Not all of those positive tests have resulted in bans, because triamcinolone acetonide is legal out of competition and in-competition when inhaled or applied as a cream. In fact, so far only three athletes — Kipyokei, Betty Wilson Lempus and mountain runner Mark Kangogo — have been banned for their use of the drug. But four more cases involving triamcinolone acetonide remain under investigation by the AIU, with two cases pending with ADAK.

List of Kenyans sanctioned for anti-doping rules violations in 2022

Athlete Substance/offense
Ibrahim Mukunga Wachira Norandrosterone
Keneth Kiprop Renju Methasterone
Diana Chemtai Kipyokei Triamcinolone acetonide, tampering
Betty Wilson Lempus Triamcinolone acetonide, tampering
Michael Kunyunga Njenga Norandrosterone
Maiyo Johnstone Kibet EPO
Lawrence Cherono Trimetazidine
Eglay Nafuna Nalyanya Norandrosterone
Marius Kipserem EPO
Mark Kangogo Norandrosterone, triamcinolone acetonide
Philemon Kacheran Lokedi Testosterone
Felix Kipchumba Korir Norandrosterone
Emmanuel Saina Norandrosterone
Lilian Kasait Rengeruk Letrozole
Vane Nyaboke Nyanamba Norandrosterone, tampering
Tabitha Gichia Wambui Norandrosterone, tampering
Joel Maina Mwangi Nandrolone
Mathew Kipkoech Kisorio Whereabouts failures
Justus Kimutai Whereabouts failures
Morris Munene Gachanga Whereabouts failures
Edward Kibet Kiprop Nandrolone
Paul Kipchumba Lonyangata Furosemide
Alice Jepkemboi Kimutai Testosterone
Purity Rionoripo Furosemide
Mike Kipruto Unknown

Triamcinolone acetonide is a steroid, specifically a glucocorticoid, and has legitimate medical uses. As a cream, it can be used to treat certain skin conditions, while as an injection, it can reduce inflammation in joints. But it also has the potential to be abused. It can help athletes lose weight without sacrificing power, and Clothier says it can produce a euphoric effect in competition and training. Triamcinolone acetonide was a popular drug of abuse among professional cyclists in the 2000s and 2010s.

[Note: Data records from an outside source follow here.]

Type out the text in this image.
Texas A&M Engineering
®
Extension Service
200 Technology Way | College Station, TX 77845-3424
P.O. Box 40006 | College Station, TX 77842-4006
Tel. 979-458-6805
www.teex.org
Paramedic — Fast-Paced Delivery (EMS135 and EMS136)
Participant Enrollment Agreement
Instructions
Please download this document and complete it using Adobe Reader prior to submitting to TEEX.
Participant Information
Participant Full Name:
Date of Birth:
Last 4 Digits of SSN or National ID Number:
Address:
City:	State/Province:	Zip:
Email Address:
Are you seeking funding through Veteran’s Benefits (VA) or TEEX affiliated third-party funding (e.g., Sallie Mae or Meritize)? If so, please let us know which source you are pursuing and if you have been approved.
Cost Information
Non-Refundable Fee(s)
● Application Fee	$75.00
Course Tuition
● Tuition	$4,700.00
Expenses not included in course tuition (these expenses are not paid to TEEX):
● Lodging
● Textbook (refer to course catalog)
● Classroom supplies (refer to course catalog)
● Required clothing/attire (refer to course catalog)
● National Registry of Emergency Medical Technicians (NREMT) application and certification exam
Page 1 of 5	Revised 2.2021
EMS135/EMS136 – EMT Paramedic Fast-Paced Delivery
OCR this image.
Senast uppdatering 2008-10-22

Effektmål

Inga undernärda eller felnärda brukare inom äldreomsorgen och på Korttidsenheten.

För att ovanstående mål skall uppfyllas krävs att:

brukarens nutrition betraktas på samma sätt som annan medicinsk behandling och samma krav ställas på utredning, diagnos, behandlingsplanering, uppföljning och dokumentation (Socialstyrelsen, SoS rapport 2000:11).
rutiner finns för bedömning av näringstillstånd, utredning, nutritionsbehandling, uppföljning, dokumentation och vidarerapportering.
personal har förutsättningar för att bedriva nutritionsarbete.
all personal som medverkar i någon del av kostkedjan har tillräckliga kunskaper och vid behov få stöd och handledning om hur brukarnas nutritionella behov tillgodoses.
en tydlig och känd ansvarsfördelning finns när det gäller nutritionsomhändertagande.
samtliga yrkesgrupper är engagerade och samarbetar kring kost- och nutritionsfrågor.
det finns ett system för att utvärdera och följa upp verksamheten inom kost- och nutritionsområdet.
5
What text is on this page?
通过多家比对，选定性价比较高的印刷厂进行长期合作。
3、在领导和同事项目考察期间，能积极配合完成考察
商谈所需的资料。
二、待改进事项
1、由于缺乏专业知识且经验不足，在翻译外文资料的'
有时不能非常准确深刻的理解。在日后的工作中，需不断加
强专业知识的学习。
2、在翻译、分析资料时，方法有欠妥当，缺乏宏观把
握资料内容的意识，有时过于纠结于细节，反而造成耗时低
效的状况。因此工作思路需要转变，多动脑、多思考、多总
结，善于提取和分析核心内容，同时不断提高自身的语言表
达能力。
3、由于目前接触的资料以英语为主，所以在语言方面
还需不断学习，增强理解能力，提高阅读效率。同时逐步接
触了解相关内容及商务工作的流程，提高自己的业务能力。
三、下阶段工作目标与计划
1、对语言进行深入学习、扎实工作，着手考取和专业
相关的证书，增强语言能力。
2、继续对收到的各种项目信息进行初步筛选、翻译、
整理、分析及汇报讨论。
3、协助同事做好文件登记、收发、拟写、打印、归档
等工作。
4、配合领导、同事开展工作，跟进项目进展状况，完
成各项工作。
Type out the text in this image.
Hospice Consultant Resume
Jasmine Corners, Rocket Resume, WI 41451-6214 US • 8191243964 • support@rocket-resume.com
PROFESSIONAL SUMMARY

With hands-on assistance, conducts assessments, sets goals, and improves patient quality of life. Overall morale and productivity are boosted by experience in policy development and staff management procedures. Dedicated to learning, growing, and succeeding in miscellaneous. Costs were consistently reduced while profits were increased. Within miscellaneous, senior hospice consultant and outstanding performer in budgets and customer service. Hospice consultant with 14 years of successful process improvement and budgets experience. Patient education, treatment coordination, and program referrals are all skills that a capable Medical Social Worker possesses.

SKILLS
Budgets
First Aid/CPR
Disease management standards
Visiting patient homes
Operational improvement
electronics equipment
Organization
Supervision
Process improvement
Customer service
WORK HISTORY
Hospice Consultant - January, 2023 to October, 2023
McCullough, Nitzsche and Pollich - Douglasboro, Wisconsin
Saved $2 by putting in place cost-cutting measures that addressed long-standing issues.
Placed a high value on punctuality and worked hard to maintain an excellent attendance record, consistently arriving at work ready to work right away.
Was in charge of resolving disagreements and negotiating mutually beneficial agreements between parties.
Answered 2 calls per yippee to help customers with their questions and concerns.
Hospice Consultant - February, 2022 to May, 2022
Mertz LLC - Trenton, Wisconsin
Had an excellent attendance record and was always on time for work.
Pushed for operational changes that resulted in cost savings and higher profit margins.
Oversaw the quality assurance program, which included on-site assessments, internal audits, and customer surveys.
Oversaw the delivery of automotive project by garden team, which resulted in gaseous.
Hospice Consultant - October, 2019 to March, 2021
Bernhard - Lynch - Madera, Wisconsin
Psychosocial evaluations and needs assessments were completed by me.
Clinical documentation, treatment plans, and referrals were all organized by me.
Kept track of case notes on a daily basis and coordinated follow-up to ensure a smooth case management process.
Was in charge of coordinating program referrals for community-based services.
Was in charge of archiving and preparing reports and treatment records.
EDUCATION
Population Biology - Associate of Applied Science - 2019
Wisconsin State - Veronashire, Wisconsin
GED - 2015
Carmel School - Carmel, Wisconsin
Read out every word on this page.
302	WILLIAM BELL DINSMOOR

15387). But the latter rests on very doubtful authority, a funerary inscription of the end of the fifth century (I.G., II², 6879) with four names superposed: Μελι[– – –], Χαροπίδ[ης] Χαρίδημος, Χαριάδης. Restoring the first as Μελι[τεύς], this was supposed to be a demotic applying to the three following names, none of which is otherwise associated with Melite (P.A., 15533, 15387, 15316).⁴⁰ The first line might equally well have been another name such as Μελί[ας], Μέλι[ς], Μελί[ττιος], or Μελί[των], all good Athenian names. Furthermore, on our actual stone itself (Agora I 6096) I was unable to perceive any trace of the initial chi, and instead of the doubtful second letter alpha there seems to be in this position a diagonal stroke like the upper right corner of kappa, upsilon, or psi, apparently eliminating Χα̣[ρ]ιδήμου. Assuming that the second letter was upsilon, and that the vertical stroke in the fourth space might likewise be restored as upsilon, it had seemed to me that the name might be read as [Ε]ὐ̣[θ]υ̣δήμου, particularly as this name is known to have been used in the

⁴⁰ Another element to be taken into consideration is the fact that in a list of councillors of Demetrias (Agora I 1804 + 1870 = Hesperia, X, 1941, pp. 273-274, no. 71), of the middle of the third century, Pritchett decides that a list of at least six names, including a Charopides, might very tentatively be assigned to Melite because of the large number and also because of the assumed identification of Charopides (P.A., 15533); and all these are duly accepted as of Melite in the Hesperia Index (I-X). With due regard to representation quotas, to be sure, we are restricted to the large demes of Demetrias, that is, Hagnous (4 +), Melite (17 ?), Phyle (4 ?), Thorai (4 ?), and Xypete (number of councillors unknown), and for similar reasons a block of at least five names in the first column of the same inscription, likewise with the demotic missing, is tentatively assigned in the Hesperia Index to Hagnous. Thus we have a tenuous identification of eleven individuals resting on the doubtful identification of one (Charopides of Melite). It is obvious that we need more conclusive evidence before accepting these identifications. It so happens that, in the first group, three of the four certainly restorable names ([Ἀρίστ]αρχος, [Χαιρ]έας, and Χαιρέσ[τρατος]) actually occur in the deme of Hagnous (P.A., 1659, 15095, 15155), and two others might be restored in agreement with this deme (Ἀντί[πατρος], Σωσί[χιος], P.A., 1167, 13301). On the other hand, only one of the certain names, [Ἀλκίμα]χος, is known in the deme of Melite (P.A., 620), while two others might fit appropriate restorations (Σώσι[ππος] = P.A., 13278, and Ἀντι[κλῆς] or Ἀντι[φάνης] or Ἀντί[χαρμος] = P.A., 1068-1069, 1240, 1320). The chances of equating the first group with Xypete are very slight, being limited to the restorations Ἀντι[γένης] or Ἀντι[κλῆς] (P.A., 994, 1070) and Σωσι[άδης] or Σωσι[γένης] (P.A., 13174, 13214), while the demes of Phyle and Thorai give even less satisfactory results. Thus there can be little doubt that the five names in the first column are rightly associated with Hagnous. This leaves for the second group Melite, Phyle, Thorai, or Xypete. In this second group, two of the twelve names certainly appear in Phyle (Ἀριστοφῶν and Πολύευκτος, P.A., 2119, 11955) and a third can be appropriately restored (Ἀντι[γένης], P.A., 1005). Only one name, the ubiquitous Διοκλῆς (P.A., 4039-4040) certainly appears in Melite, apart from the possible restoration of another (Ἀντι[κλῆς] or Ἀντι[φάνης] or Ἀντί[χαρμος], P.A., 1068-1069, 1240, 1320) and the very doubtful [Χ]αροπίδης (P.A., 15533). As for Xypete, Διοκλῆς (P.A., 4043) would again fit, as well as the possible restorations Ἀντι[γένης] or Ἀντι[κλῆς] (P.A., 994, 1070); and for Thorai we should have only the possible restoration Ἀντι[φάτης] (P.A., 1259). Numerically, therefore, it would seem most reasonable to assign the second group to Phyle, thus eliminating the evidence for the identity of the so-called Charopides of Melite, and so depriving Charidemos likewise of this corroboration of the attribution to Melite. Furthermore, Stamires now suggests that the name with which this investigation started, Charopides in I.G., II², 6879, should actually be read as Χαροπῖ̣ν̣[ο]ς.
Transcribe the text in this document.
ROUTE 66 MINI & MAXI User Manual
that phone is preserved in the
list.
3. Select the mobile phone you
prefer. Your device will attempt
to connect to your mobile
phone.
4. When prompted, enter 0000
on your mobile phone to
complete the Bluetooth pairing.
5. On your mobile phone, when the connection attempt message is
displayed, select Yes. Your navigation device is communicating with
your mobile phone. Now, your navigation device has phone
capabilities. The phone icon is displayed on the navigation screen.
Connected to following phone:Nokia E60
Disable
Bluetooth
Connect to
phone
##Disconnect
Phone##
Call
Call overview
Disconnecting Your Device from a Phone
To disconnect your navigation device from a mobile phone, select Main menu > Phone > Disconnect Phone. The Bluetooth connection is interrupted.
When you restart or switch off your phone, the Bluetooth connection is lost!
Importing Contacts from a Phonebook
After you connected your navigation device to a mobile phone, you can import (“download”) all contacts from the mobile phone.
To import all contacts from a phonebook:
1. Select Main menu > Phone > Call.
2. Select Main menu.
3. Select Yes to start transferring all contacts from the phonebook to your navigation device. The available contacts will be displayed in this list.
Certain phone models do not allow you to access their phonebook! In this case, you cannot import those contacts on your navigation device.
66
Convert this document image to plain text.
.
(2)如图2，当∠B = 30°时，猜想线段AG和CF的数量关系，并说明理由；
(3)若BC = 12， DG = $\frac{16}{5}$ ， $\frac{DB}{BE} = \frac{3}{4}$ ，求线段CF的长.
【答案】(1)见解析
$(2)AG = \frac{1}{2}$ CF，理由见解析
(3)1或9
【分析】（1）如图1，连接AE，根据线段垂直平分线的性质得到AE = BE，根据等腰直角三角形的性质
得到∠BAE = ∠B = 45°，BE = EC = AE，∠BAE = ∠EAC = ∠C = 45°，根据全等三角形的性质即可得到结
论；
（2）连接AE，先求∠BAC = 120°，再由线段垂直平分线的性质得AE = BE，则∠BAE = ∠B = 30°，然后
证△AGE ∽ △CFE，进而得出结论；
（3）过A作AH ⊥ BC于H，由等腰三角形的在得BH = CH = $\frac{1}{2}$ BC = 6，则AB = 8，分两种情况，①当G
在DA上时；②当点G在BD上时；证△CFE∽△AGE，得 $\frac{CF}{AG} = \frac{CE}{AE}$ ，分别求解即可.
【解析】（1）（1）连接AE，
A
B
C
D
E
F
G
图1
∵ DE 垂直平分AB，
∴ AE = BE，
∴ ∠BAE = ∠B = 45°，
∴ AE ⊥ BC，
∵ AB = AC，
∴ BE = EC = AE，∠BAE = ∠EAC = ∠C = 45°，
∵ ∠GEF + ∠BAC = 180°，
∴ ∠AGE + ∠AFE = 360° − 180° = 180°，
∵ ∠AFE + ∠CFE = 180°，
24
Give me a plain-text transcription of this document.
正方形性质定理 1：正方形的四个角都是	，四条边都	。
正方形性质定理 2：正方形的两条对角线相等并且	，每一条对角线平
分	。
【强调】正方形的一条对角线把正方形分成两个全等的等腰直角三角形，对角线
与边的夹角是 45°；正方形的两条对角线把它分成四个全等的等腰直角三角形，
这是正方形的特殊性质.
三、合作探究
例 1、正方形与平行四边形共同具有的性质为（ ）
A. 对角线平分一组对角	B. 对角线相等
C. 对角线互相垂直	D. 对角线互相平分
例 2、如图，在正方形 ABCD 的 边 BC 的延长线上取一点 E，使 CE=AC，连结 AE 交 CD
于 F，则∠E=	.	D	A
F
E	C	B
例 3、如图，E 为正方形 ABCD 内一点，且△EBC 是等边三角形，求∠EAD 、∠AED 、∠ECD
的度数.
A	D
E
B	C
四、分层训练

“I could well see how a week or two of that a year, at the right time, would allow an endurance athlete to train 5% harder, 10% longer, get that benefit, and then come off it, probably also a bit lighter with less body fat, and parlay that combination of training and body composition into performance 2 to 3% better,” sports scientist Ross Tucker wrote in an email to LetsRun.com. “And you know that over a marathon, 2% is 2 to 3 minutes. Huge benefit. 8th to 1st kind of stuff.”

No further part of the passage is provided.